Copy activity encountered a user error: GatewayNodeName=APP1250S,ErrorCode=UserErrorInvalidColumnMappingColumnCountMismatch,'Type=Microsoft.DataTransfer.Common.Shared.HybridDeliveryException,Message=Invalid column mapping provided to copy activity: 'zonename: ZoneName, propertyname: propertyName, basePropertyid: BasePropertyID, dfp_ad_unit_id: dfp_ad_unit_id, MomentType: MomentType, OperatingSystemName: OperatingSystemName', Detailed message: Different column count between target structure and column mapping. Target column count:7, Column mapping count:6. Check column mapping in table definition.,Source=Microsoft.DataTransfer.Common,'
In a nutshell I'm trying to copy a 7 column table to a 6 column table and Data Factory doesn't like it. How can I accomplish this task?
I realize this is an old question, but I ran into this issue just now. My problem was that I initially generated the destination/sink table, created a pipeline, and then added a column.
Despite clearing and reimporting the schemas, whenever triggering the pipeline, it would throw the above error. I made sure the new column (which has a default on it) was deselected in the mappings, so it would only use the default value. The error was still thrown.

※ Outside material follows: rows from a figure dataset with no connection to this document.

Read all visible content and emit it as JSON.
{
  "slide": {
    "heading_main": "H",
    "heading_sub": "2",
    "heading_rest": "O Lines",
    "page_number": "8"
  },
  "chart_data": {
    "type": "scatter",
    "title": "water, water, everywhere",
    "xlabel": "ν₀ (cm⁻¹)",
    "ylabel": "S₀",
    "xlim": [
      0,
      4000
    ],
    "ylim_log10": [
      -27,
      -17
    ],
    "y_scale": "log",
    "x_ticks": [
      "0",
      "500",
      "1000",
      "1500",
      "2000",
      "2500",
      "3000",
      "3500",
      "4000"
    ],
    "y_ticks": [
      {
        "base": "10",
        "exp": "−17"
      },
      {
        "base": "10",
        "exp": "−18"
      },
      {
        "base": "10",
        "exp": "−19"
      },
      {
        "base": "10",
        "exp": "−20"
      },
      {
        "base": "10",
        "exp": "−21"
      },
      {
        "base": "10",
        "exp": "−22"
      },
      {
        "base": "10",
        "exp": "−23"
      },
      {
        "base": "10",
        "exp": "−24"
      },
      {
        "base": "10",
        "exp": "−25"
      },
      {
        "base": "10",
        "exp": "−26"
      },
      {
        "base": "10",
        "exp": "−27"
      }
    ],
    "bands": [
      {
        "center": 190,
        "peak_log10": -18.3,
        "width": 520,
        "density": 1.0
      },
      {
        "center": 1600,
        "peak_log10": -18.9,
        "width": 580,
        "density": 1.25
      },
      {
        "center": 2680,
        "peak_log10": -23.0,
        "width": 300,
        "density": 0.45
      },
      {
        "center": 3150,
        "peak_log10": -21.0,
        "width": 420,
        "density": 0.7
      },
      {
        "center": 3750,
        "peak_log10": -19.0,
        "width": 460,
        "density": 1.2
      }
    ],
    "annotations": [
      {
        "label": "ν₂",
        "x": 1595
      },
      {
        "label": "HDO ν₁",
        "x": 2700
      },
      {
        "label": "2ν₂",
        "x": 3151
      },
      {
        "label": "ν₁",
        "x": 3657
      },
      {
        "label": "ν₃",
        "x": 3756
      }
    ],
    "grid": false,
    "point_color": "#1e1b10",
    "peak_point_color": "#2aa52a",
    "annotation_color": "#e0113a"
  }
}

The only way I managed to get things to work was by completely recreating the pipelines from scratch. It's almost as if somewhere in the meta data, the old mappings are retained.
I had the exact same issue and I solved it by going into the azure dataset and removing the identity column. Then making sure I had the same number of columns in my source and target(sink). After doing this the copy will add the records and the identity in the table will just work as expected. I did not have to modify the physical table in SQL only the dataset for the table in azure.
One option would be to create a view over the 7-column table which does not include the identity column and insert into that view.
CREATE VIEW bulkLoad.Table2
AS
SELECT
ZoneName,
propertyName,
BasePropertyID,
dfp_ad_unit_id,
MomentType,
OperatingSystemName
GO
I can do some digging and see if some trick is possible with the column mapping but that should unblock you.
HTH
I was told by MSFT support to just remove the identity column from the table definition. It seems to have worked.